Le désespoir gagne Maria, mais c’est elle qui s’en va. Là encore, il ne la retient pas. L’amorce d’une thérapie de couple renforce la possible rupture. Au second rendez-vous chez la thérapeute, il se dérobe. Maria poursuit seule et se confronte d’abord à sa solitude, puis à sa peur d’être abandonnée, puis à la possibilité qu’une présence soutenante se présente à elle. Accepter ce holding (2) contenant, que lui offre sa thérapeute, est une expérience singulière pour Maria. Cela va lui ouvrir les portes d’une exploration nouvelle et répétée des scènes de la vie conjugale, qu’elle a traversées.
De mère en fille…
Un troisième temps décisif survient lorsqu’elle va rendre visite à sa propre mère. La grande force de Maria, c’est qu’elle se montre perméable à supporter différents niveaux de lecture de sa vie. Tantôt victime de son sort, tantôt actrice provocatrice, elle accepte de revisiter les épisodes conflictuels traversés avec Sigmund. L’échange mère-fille est éloquent. Nous découvrons la violence insue qu’elle adresse à sa fille. C’est un moment émouvant parce que sans doute pour la première fois, Maria le vit en s’autorisant à réellement réceptionner la charge maternelle agressive, c’est-à-dire en ne l’accueillant plus comme familière, comme du déjà connu, mais avec une reformulation calme des scuds maternels.
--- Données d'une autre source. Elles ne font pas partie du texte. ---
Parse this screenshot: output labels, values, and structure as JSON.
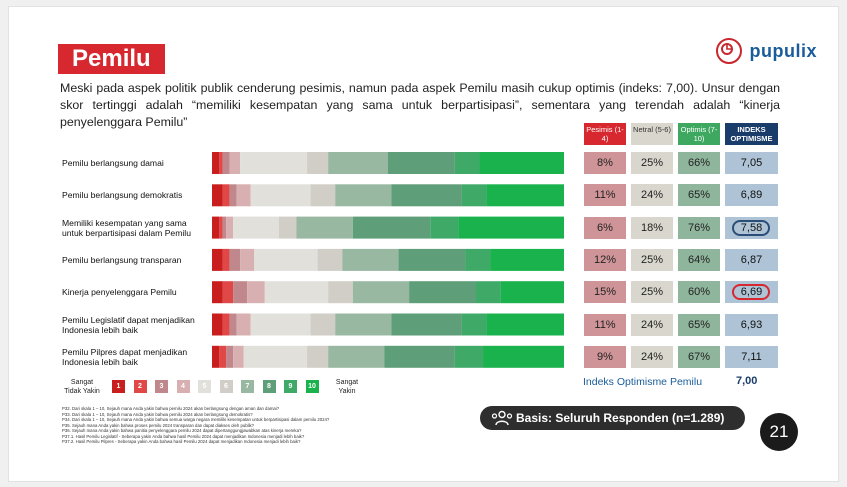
{
  "slide": {
    "title": "Pemilu",
    "brand": "pupulix",
    "intro": "Meski pada aspek politik publik cenderung pesimis, namun pada aspek Pemilu masih cukup optimis (indeks: 7,00). Unsur dengan skor tertinggi adalah “memiliki kesempatan yang sama untuk berpartisipasi”, sementara yang terendah adalah “kinerja penyelenggara Pemilu”",
    "table_headers": {
      "pesimis": "Pesimis (1-4)",
      "netral": "Netral (5-6)",
      "optimis": "Optimis (7-10)",
      "indeks": "INDEKS OPTIMISME"
    },
    "rows": [
      {
        "label": "Pemilu berlangsung damai",
        "pesimis": "8%",
        "netral": "25%",
        "optimis": "66%",
        "indeks": "7,05",
        "highlight": ""
      },
      {
        "label": "Pemilu berlangsung demokratis",
        "pesimis": "11%",
        "netral": "24%",
        "optimis": "65%",
        "indeks": "6,89",
        "highlight": ""
      },
      {
        "label": "Memiliki kesempatan yang sama untuk berpartisipasi dalam Pemilu",
        "pesimis": "6%",
        "netral": "18%",
        "optimis": "76%",
        "indeks": "7,58",
        "highlight": "highest"
      },
      {
        "label": "Pemilu berlangsung transparan",
        "pesimis": "12%",
        "netral": "25%",
        "optimis": "64%",
        "indeks": "6,87",
        "highlight": ""
      },
      {
        "label": "Kinerja penyelenggara Pemilu",
        "pesimis": "15%",
        "netral": "25%",
        "optimis": "60%",
        "indeks": "6,69",
        "highlight": "lowest"
      },
      {
        "label": "Pemilu Legislatif dapat menjadikan Indonesia lebih baik",
        "pesimis": "11%",
        "netral": "24%",
        "optimis": "65%",
        "indeks": "6,93",
        "highlight": ""
      },
      {
        "label": "Pemilu Pilpres dapat menjadikan Indonesia lebih baik",
        "pesimis": "9%",
        "netral": "24%",
        "optimis": "67%",
        "indeks": "7,11",
        "highlight": ""
      }
    ],
    "legend": {
      "left_label": "Sangat Tidak Yakin",
      "right_label": "Sangat Yakin",
      "scale": [
        "1",
        "2",
        "3",
        "4",
        "5",
        "6",
        "7",
        "8",
        "9",
        "10"
      ]
    },
    "index_summary": {
      "label": "Indeks Optimisme Pemilu",
      "value": "7,00"
    },
    "basis": "Basis: Seluruh Responden (n=1.289)",
    "page_number": "21",
    "footnotes": [
      "P32. Dari skala 1 – 10, Sejauh mana Anda yakin bahwa pemilu 2024 akan berlangsung dengan aman dan damai?",
      "P33. Dari skala 1 – 10, Sejauh mana Anda yakin bahwa pemilu 2024 akan berlangsung demokratis?",
      "P34. Dari skala 1 – 10, Sejauh mana Anda yakin bahwa semua warga negara memiliki kesempatan untuk berpartisipasi dalam pemilu 2024?",
      "P35. Sejauh mana Anda yakin bahwa proses pemilu 2024 transparan dan dapat diakses oleh publik?",
      "P36. Sejauh mana Anda yakin bahwa panitia penyelenggara pemilu 2024 dapat dipertanggungjawabkan atas kinerja mereka?",
      "P37.1. Hasil Pemilu Legislatif - Seberapa yakin Anda bahwa hasil Pemilu 2024 dapat menjadikan Indonesia menjadi lebih baik?",
      "P37.2. Hasil Pemilu Pilpres - Seberapa yakin Anda bahwa hasil Pemilu 2024 dapat menjadikan Indonesia menjadi lebih baik?"
    ],
    "colors": {
      "red": "#d7282f",
      "pesimis_bg": "#cf9498",
      "netral_bg": "#d9d6ce",
      "optimis_bg": "#8fb59c",
      "index_bg": "#aec3d5",
      "navy": "#1a3c6a",
      "ring_high": "#2a4e78",
      "ring_low": "#d7282f"
    }
  },
  "chart_data": {
    "type": "bar",
    "stacked": true,
    "orientation": "horizontal",
    "categories": [
      "Pemilu berlangsung damai",
      "Pemilu berlangsung demokratis",
      "Memiliki kesempatan yang sama untuk berpartisipasi dalam Pemilu",
      "Pemilu berlangsung transparan",
      "Kinerja penyelenggara Pemilu",
      "Pemilu Legislatif dapat menjadikan Indonesia lebih baik",
      "Pemilu Pilpres dapat menjadikan Indonesia lebih baik"
    ],
    "series": [
      {
        "name": "1",
        "color": "#c81e1e",
        "values": [
          2,
          3,
          2,
          3,
          3,
          3,
          2
        ]
      },
      {
        "name": "2",
        "color": "#e04848",
        "values": [
          1,
          2,
          1,
          2,
          3,
          2,
          2
        ]
      },
      {
        "name": "3",
        "color": "#c0888c",
        "values": [
          2,
          2,
          1,
          3,
          4,
          2,
          2
        ]
      },
      {
        "name": "4",
        "color": "#d8b0b2",
        "values": [
          3,
          4,
          2,
          4,
          5,
          4,
          3
        ]
      },
      {
        "name": "5",
        "color": "#e2e0da",
        "values": [
          19,
          17,
          13,
          18,
          18,
          17,
          18
        ]
      },
      {
        "name": "6",
        "color": "#d0cec6",
        "values": [
          6,
          7,
          5,
          7,
          7,
          7,
          6
        ]
      },
      {
        "name": "7",
        "color": "#98b8a2",
        "values": [
          17,
          16,
          16,
          16,
          16,
          16,
          16
        ]
      },
      {
        "name": "8",
        "color": "#5e9e78",
        "values": [
          19,
          20,
          22,
          19,
          19,
          20,
          20
        ]
      },
      {
        "name": "9",
        "color": "#3faa68",
        "values": [
          7,
          7,
          8,
          7,
          7,
          7,
          8
        ]
      },
      {
        "name": "10",
        "color": "#1ab24c",
        "values": [
          24,
          22,
          30,
          21,
          18,
          22,
          23
        ]
      }
    ],
    "summary_columns": {
      "pesimis": [
        8,
        11,
        6,
        12,
        15,
        11,
        9
      ],
      "netral": [
        25,
        24,
        18,
        25,
        25,
        24,
        24
      ],
      "optimis": [
        66,
        65,
        76,
        64,
        60,
        65,
        67
      ],
      "indeks": [
        7.05,
        6.89,
        7.58,
        6.87,
        6.69,
        6.93,
        7.11
      ]
    },
    "xlim": [
      0,
      100
    ]
  }
}
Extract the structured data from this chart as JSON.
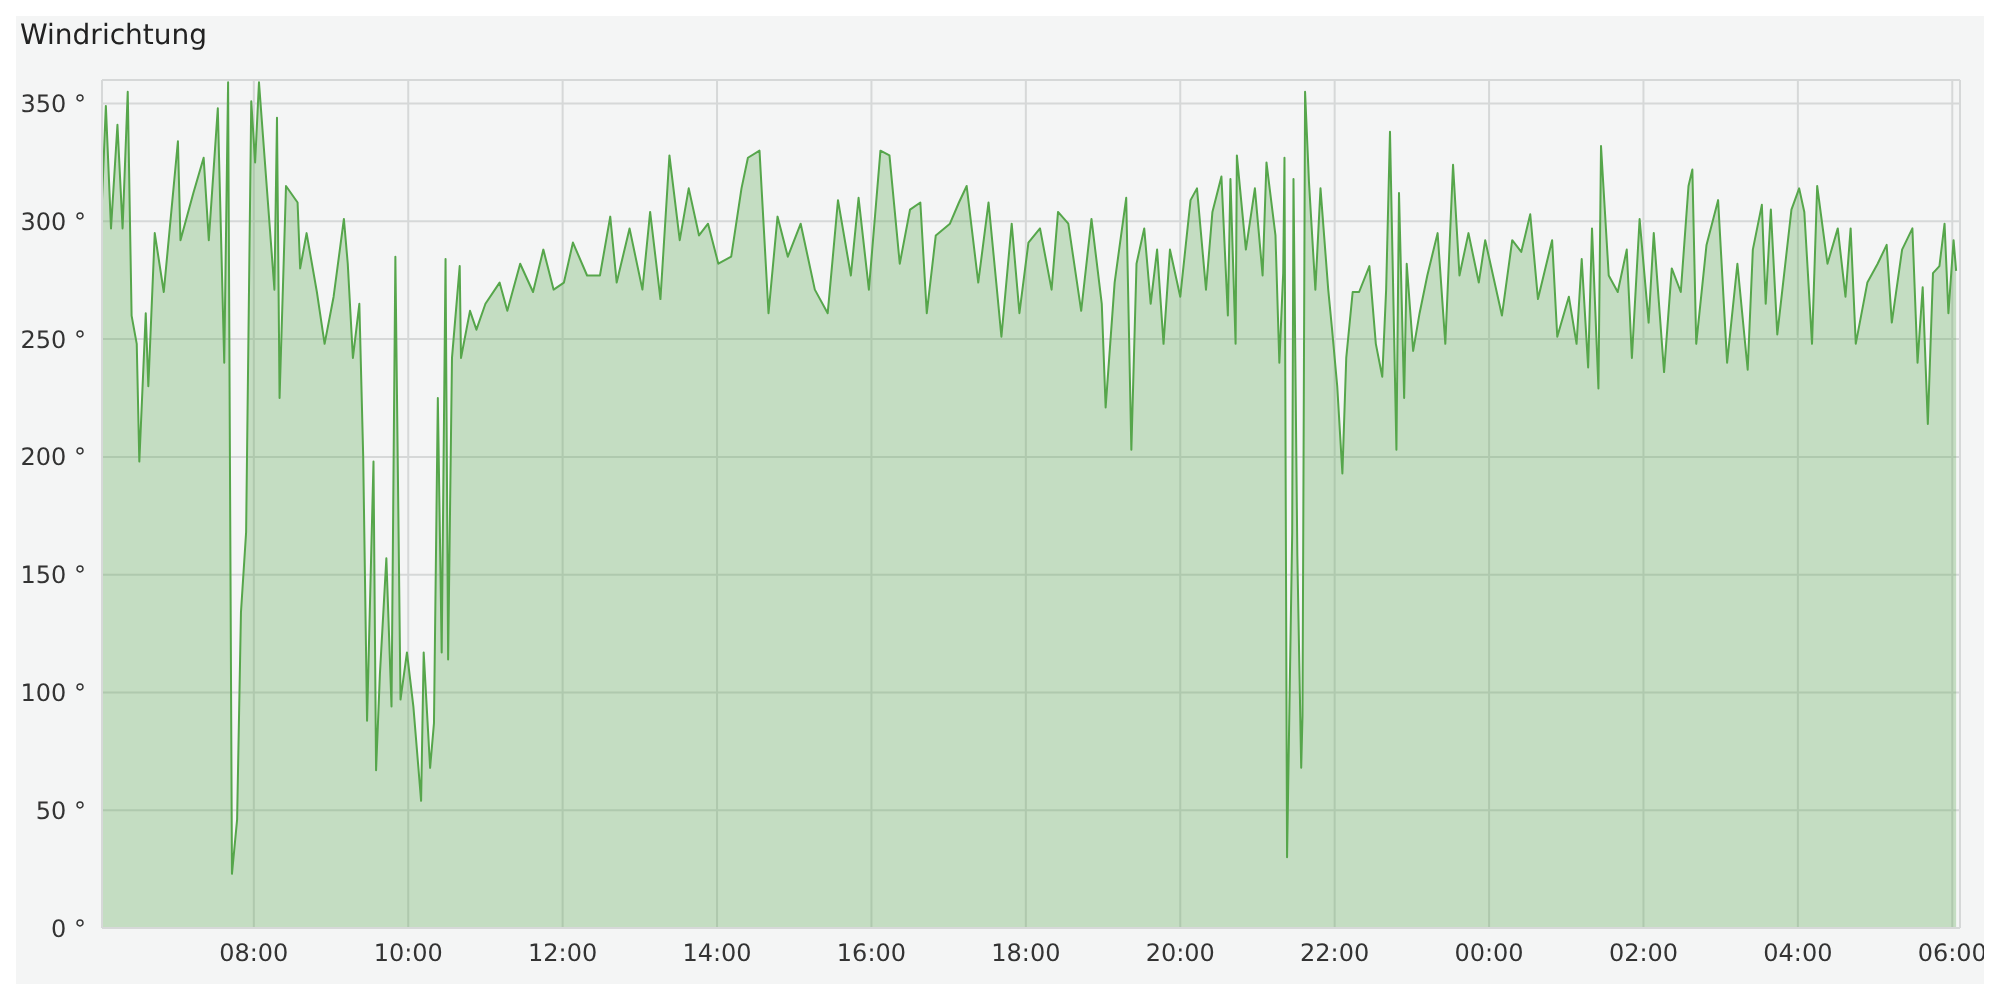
{
  "chart_data": {
    "type": "area",
    "title": "Windrichtung",
    "color": "#56a64b",
    "grid": true,
    "xlim": [
      "2000-01-01T06:02",
      "2000-01-02T06:06"
    ],
    "xticks": [
      {
        "value": "2000-01-01T08:00",
        "label": "08:00"
      },
      {
        "value": "2000-01-01T10:00",
        "label": "10:00"
      },
      {
        "value": "2000-01-01T12:00",
        "label": "12:00"
      },
      {
        "value": "2000-01-01T14:00",
        "label": "14:00"
      },
      {
        "value": "2000-01-01T16:00",
        "label": "16:00"
      },
      {
        "value": "2000-01-01T18:00",
        "label": "18:00"
      },
      {
        "value": "2000-01-01T20:00",
        "label": "20:00"
      },
      {
        "value": "2000-01-01T22:00",
        "label": "22:00"
      },
      {
        "value": "2000-01-02T00:00",
        "label": "00:00"
      },
      {
        "value": "2000-01-02T02:00",
        "label": "02:00"
      },
      {
        "value": "2000-01-02T04:00",
        "label": "04:00"
      },
      {
        "value": "2000-01-02T06:00",
        "label": "06:00"
      }
    ],
    "ylim": [
      0,
      360
    ],
    "yticks": [
      {
        "value": 0,
        "label": "0 °"
      },
      {
        "value": 50,
        "label": "50 °"
      },
      {
        "value": 100,
        "label": "100 °"
      },
      {
        "value": 150,
        "label": "150 °"
      },
      {
        "value": 200,
        "label": "200 °"
      },
      {
        "value": 250,
        "label": "250 °"
      },
      {
        "value": 300,
        "label": "300 °"
      },
      {
        "value": 350,
        "label": "350 °"
      }
    ],
    "x": [
      "2000-01-01T06:02",
      "2000-01-01T06:05",
      "2000-01-01T06:09",
      "2000-01-01T06:14",
      "2000-01-01T06:18",
      "2000-01-01T06:22",
      "2000-01-01T06:25",
      "2000-01-01T06:29",
      "2000-01-01T06:31",
      "2000-01-01T06:36",
      "2000-01-01T06:38",
      "2000-01-01T06:43",
      "2000-01-01T06:50",
      "2000-01-01T07:01",
      "2000-01-01T07:03",
      "2000-01-01T07:13",
      "2000-01-01T07:21",
      "2000-01-01T07:25",
      "2000-01-01T07:32",
      "2000-01-01T07:37",
      "2000-01-01T07:40",
      "2000-01-01T07:43",
      "2000-01-01T07:47",
      "2000-01-01T07:50",
      "2000-01-01T07:54",
      "2000-01-01T07:58",
      "2000-01-01T08:01",
      "2000-01-01T08:04",
      "2000-01-01T08:10",
      "2000-01-01T08:16",
      "2000-01-01T08:18",
      "2000-01-01T08:20",
      "2000-01-01T08:25",
      "2000-01-01T08:34",
      "2000-01-01T08:36",
      "2000-01-01T08:41",
      "2000-01-01T08:49",
      "2000-01-01T08:55",
      "2000-01-01T09:02",
      "2000-01-01T09:10",
      "2000-01-01T09:13",
      "2000-01-01T09:17",
      "2000-01-01T09:22",
      "2000-01-01T09:25",
      "2000-01-01T09:28",
      "2000-01-01T09:33",
      "2000-01-01T09:35",
      "2000-01-01T09:38",
      "2000-01-01T09:43",
      "2000-01-01T09:47",
      "2000-01-01T09:50",
      "2000-01-01T09:54",
      "2000-01-01T09:59",
      "2000-01-01T10:04",
      "2000-01-01T10:10",
      "2000-01-01T10:12",
      "2000-01-01T10:17",
      "2000-01-01T10:20",
      "2000-01-01T10:23",
      "2000-01-01T10:26",
      "2000-01-01T10:29",
      "2000-01-01T10:31",
      "2000-01-01T10:34",
      "2000-01-01T10:40",
      "2000-01-01T10:41",
      "2000-01-01T10:48",
      "2000-01-01T10:53",
      "2000-01-01T11:00",
      "2000-01-01T11:11",
      "2000-01-01T11:17",
      "2000-01-01T11:27",
      "2000-01-01T11:37",
      "2000-01-01T11:45",
      "2000-01-01T11:53",
      "2000-01-01T12:01",
      "2000-01-01T12:08",
      "2000-01-01T12:19",
      "2000-01-01T12:29",
      "2000-01-01T12:37",
      "2000-01-01T12:42",
      "2000-01-01T12:52",
      "2000-01-01T13:02",
      "2000-01-01T13:08",
      "2000-01-01T13:16",
      "2000-01-01T13:23",
      "2000-01-01T13:31",
      "2000-01-01T13:38",
      "2000-01-01T13:46",
      "2000-01-01T13:53",
      "2000-01-01T14:01",
      "2000-01-01T14:11",
      "2000-01-01T14:19",
      "2000-01-01T14:24",
      "2000-01-01T14:33",
      "2000-01-01T14:40",
      "2000-01-01T14:47",
      "2000-01-01T14:55",
      "2000-01-01T15:05",
      "2000-01-01T15:16",
      "2000-01-01T15:26",
      "2000-01-01T15:34",
      "2000-01-01T15:44",
      "2000-01-01T15:50",
      "2000-01-01T15:58",
      "2000-01-01T16:07",
      "2000-01-01T16:14",
      "2000-01-01T16:22",
      "2000-01-01T16:30",
      "2000-01-01T16:38",
      "2000-01-01T16:43",
      "2000-01-01T16:50",
      "2000-01-01T17:01",
      "2000-01-01T17:08",
      "2000-01-01T17:14",
      "2000-01-01T17:23",
      "2000-01-01T17:31",
      "2000-01-01T17:37",
      "2000-01-01T17:41",
      "2000-01-01T17:49",
      "2000-01-01T17:55",
      "2000-01-01T18:02",
      "2000-01-01T18:11",
      "2000-01-01T18:20",
      "2000-01-01T18:25",
      "2000-01-01T18:33",
      "2000-01-01T18:43",
      "2000-01-01T18:51",
      "2000-01-01T18:59",
      "2000-01-01T19:02",
      "2000-01-01T19:09",
      "2000-01-01T19:18",
      "2000-01-01T19:22",
      "2000-01-01T19:26",
      "2000-01-01T19:32",
      "2000-01-01T19:37",
      "2000-01-01T19:42",
      "2000-01-01T19:47",
      "2000-01-01T19:52",
      "2000-01-01T20:00",
      "2000-01-01T20:08",
      "2000-01-01T20:13",
      "2000-01-01T20:20",
      "2000-01-01T20:25",
      "2000-01-01T20:32",
      "2000-01-01T20:37",
      "2000-01-01T20:39",
      "2000-01-01T20:43",
      "2000-01-01T20:44",
      "2000-01-01T20:51",
      "2000-01-01T20:58",
      "2000-01-01T21:04",
      "2000-01-01T21:07",
      "2000-01-01T21:14",
      "2000-01-01T21:17",
      "2000-01-01T21:20",
      "2000-01-01T21:21",
      "2000-01-01T21:23",
      "2000-01-01T21:27",
      "2000-01-01T21:28",
      "2000-01-01T21:31",
      "2000-01-01T21:34",
      "2000-01-01T21:35",
      "2000-01-01T21:37",
      "2000-01-01T21:40",
      "2000-01-01T21:45",
      "2000-01-01T21:49",
      "2000-01-01T21:55",
      "2000-01-01T21:58",
      "2000-01-01T22:02",
      "2000-01-01T22:06",
      "2000-01-01T22:09",
      "2000-01-01T22:14",
      "2000-01-01T22:19",
      "2000-01-01T22:27",
      "2000-01-01T22:32",
      "2000-01-01T22:37",
      "2000-01-01T22:40",
      "2000-01-01T22:43",
      "2000-01-01T22:48",
      "2000-01-01T22:50",
      "2000-01-01T22:54",
      "2000-01-01T22:56",
      "2000-01-01T23:01",
      "2000-01-01T23:06",
      "2000-01-01T23:12",
      "2000-01-01T23:20",
      "2000-01-01T23:26",
      "2000-01-01T23:32",
      "2000-01-01T23:37",
      "2000-01-01T23:44",
      "2000-01-01T23:52",
      "2000-01-01T23:57",
      "2000-01-02T00:10",
      "2000-01-02T00:18",
      "2000-01-02T00:25",
      "2000-01-02T00:32",
      "2000-01-02T00:38",
      "2000-01-02T00:49",
      "2000-01-02T00:53",
      "2000-01-02T01:02",
      "2000-01-02T01:08",
      "2000-01-02T01:12",
      "2000-01-02T01:17",
      "2000-01-02T01:20",
      "2000-01-02T01:25",
      "2000-01-02T01:27",
      "2000-01-02T01:33",
      "2000-01-02T01:40",
      "2000-01-02T01:47",
      "2000-01-02T01:51",
      "2000-01-02T01:57",
      "2000-01-02T02:04",
      "2000-01-02T02:08",
      "2000-01-02T02:16",
      "2000-01-02T02:22",
      "2000-01-02T02:29",
      "2000-01-02T02:35",
      "2000-01-02T02:38",
      "2000-01-02T02:41",
      "2000-01-02T02:49",
      "2000-01-02T02:58",
      "2000-01-02T03:05",
      "2000-01-02T03:13",
      "2000-01-02T03:21",
      "2000-01-02T03:25",
      "2000-01-02T03:32",
      "2000-01-02T03:35",
      "2000-01-02T03:39",
      "2000-01-02T03:44",
      "2000-01-02T03:55",
      "2000-01-02T04:01",
      "2000-01-02T04:05",
      "2000-01-02T04:11",
      "2000-01-02T04:15",
      "2000-01-02T04:23",
      "2000-01-02T04:31",
      "2000-01-02T04:37",
      "2000-01-02T04:41",
      "2000-01-02T04:45",
      "2000-01-02T04:54",
      "2000-01-02T05:02",
      "2000-01-02T05:09",
      "2000-01-02T05:13",
      "2000-01-02T05:21",
      "2000-01-02T05:29",
      "2000-01-02T05:33",
      "2000-01-02T05:37",
      "2000-01-02T05:41",
      "2000-01-02T05:45",
      "2000-01-02T05:50",
      "2000-01-02T05:54",
      "2000-01-02T05:57",
      "2000-01-02T06:01",
      "2000-01-02T06:03"
    ],
    "values": [
      309,
      349,
      297,
      341,
      297,
      355,
      260,
      248,
      198,
      261,
      230,
      295,
      270,
      334,
      292,
      312,
      327,
      292,
      348,
      240,
      359,
      23,
      46,
      134,
      168,
      351,
      325,
      359,
      315,
      271,
      344,
      225,
      315,
      308,
      280,
      295,
      270,
      248,
      268,
      301,
      282,
      242,
      265,
      200,
      88,
      198,
      67,
      108,
      157,
      94,
      285,
      97,
      117,
      94,
      54,
      117,
      68,
      87,
      225,
      117,
      284,
      114,
      242,
      281,
      242,
      262,
      254,
      265,
      274,
      262,
      282,
      270,
      288,
      271,
      274,
      291,
      277,
      277,
      302,
      274,
      297,
      271,
      304,
      267,
      328,
      292,
      314,
      294,
      299,
      282,
      285,
      314,
      327,
      330,
      261,
      302,
      285,
      299,
      271,
      261,
      309,
      277,
      310,
      271,
      330,
      328,
      282,
      305,
      308,
      261,
      294,
      299,
      308,
      315,
      274,
      308,
      274,
      251,
      299,
      261,
      291,
      297,
      271,
      304,
      299,
      262,
      301,
      265,
      221,
      274,
      310,
      203,
      282,
      297,
      265,
      288,
      248,
      288,
      268,
      309,
      314,
      271,
      304,
      319,
      260,
      318,
      248,
      328,
      288,
      314,
      277,
      325,
      294,
      240,
      278,
      327,
      30,
      168,
      318,
      158,
      68,
      90,
      355,
      317,
      271,
      314,
      271,
      254,
      230,
      193,
      242,
      270,
      270,
      281,
      248,
      234,
      271,
      338,
      203,
      312,
      225,
      282,
      245,
      261,
      277,
      295,
      248,
      324,
      277,
      295,
      274,
      292,
      260,
      292,
      287,
      303,
      267,
      292,
      251,
      268,
      248,
      284,
      238,
      297,
      229,
      332,
      277,
      270,
      288,
      242,
      301,
      257,
      295,
      236,
      280,
      270,
      315,
      322,
      248,
      290,
      309,
      240,
      282,
      237,
      288,
      307,
      265,
      305,
      252,
      305,
      314,
      304,
      248,
      315,
      282,
      297,
      268,
      297,
      248,
      274,
      282,
      290,
      257,
      288,
      297,
      240,
      272,
      214,
      278,
      281,
      299,
      261,
      292,
      279
    ]
  }
}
Désireuse de savoir « ce que nous apprenons de la crise, ce qu’elle nous enseigne », la cinéaste nous offre un témoignage exceptionnel à l’écran de l’extraction d’un dispositif défensif tellement rôdé qui semble s’originer dans la nuit des temps. La mère de Maria invoque le transgénérationnel de ces femmes fortes, qui ont lutté seules sans l’aide d’hommes forcément défaillants. Elle évoque sa propre mère tout autant que la fille ainée de Maria comme une lignée de femmes combattantes et combattives. L’écart se creuse lorsque Maria questionne sa mère sur sa capacité à recevoir. Renvoyée à son point aveugle, sa mère s’énerve et décide de partir, abandonnant sa fille à son questionnement. Maria a enfin débusqué une zone nouvelle à découvrir dans son existence. Elle n’avait pas eu accès à cet aspect de la lutte comme phénomène réactionnel. Elle perçoit ce que cela engendre de mortifère faute de pouvoir identifier combien la peur conduit sa vie depuis l’enfance. Un au-delà est désormais possible et les nombreux miroirs présents dans le film offrent désormais une image avec laquelle un dialogue nouveau peut s’opérer…
Daniel Charlemaine 50-50 Magazine
Sortie en salles le 18 juin 2025
1 Sigmund est le prénom de Freud, l’inventeur de la psychanalyse.
2 Le holding, concept du psychanalyste D. W. Winnicott pour désigner le portage contenant du nourrisson par le personnage maternant, qui lui assure une cohésion et une protection lui assurant le sentiment continu d’exister.